O trabalho com o caneta laser não permite nem determinar com precisão
o tempo de exposição (e assim a densidade da imgem) nem
delimitar exatamente a porção de imagem recopiada. O espectador
é assim confrontado a uma flutuação permanente dos
componentes da imagem, que lembra seu modo de produção manual.
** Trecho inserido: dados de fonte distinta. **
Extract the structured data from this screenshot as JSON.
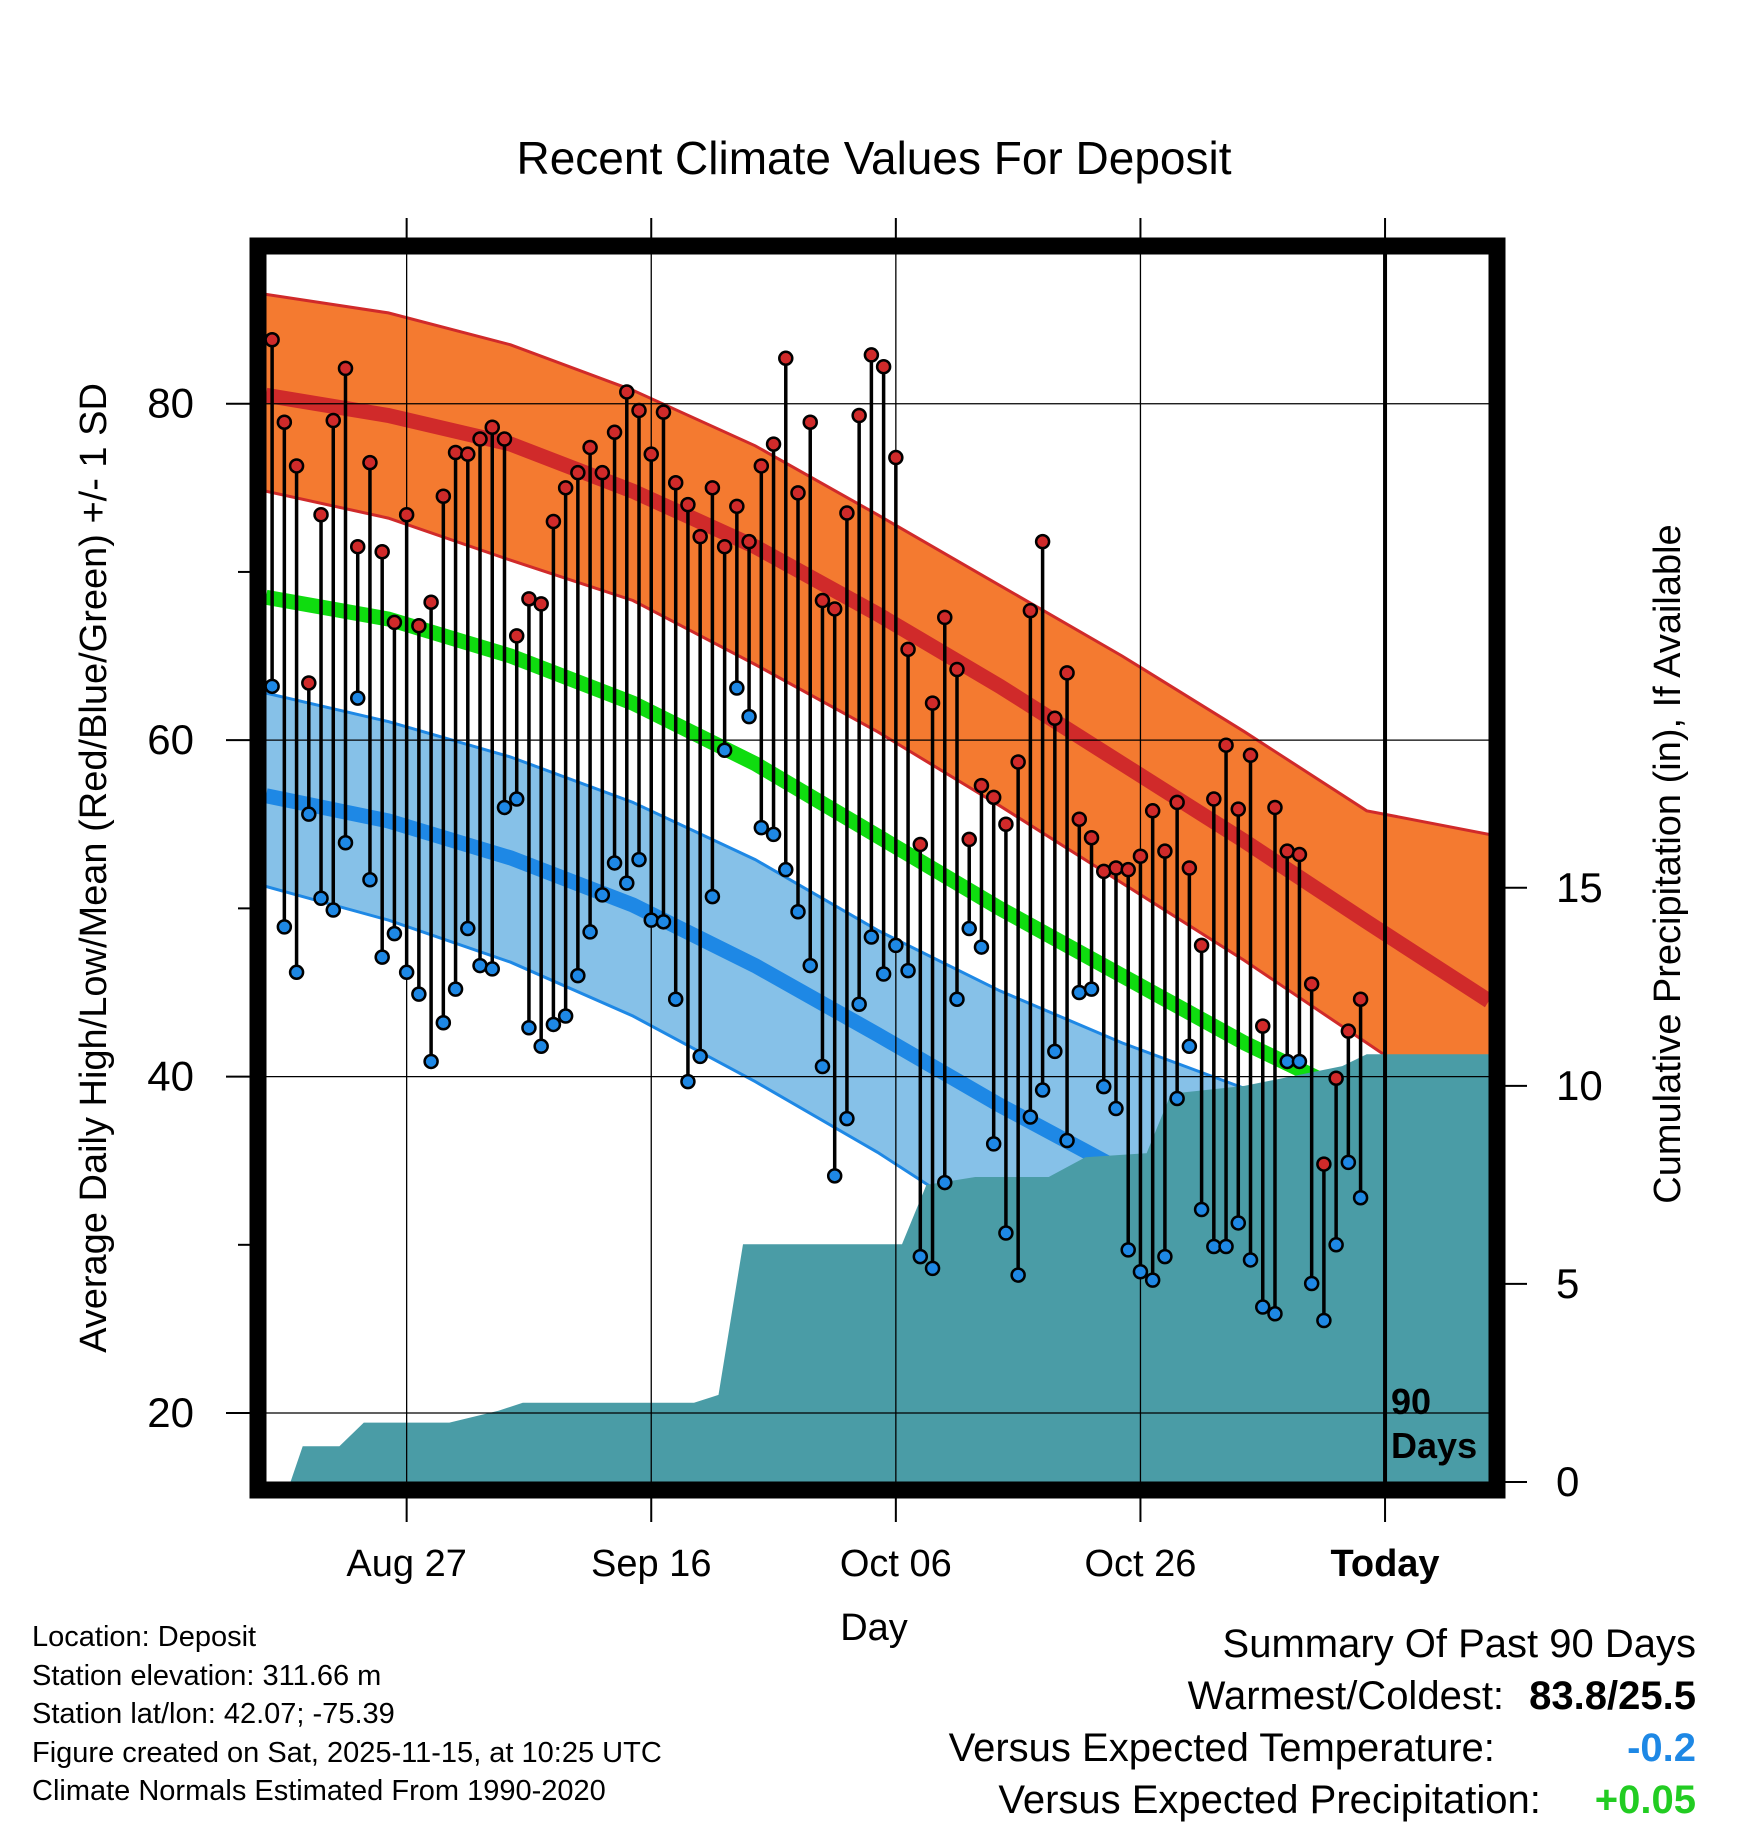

A essa instabilidade interna se associam inevitavelmente uma enormidade
de impurezas, riscos, etc., que constituem a partir daí um elemento
visual integrado à fisionomia geral do filme. Os cortes permanecem
visíveis, da mesma forma que eu não quis, no plano acústico,
nuançar as rupturas de tom entre os ambientes sonoros recompostos
a partir da trilha original e aqueles que resultam das intervenções
manuais, necessariamente "impuros", sobre o suporte.
Em síntese:
o processo de fabricação é ele próprio profundamente
inscrito nas imagens e nos sons desses filmes, e se apresenta, sob
esse aspecto particular, como o fruto de um trabalho manual
com e sobre um material analógico que não poderia sob forma
alguma ser permutado para outro tipo de suporte.
É perfeitamente
possível que se estabeleça um nicho no qual o filme analógico
clássico possa continuar a existir, e que a indústria continue
a produzir o material necessário, mesmo em proporções
terrivelmente reduzidas e para simples fins de conservação.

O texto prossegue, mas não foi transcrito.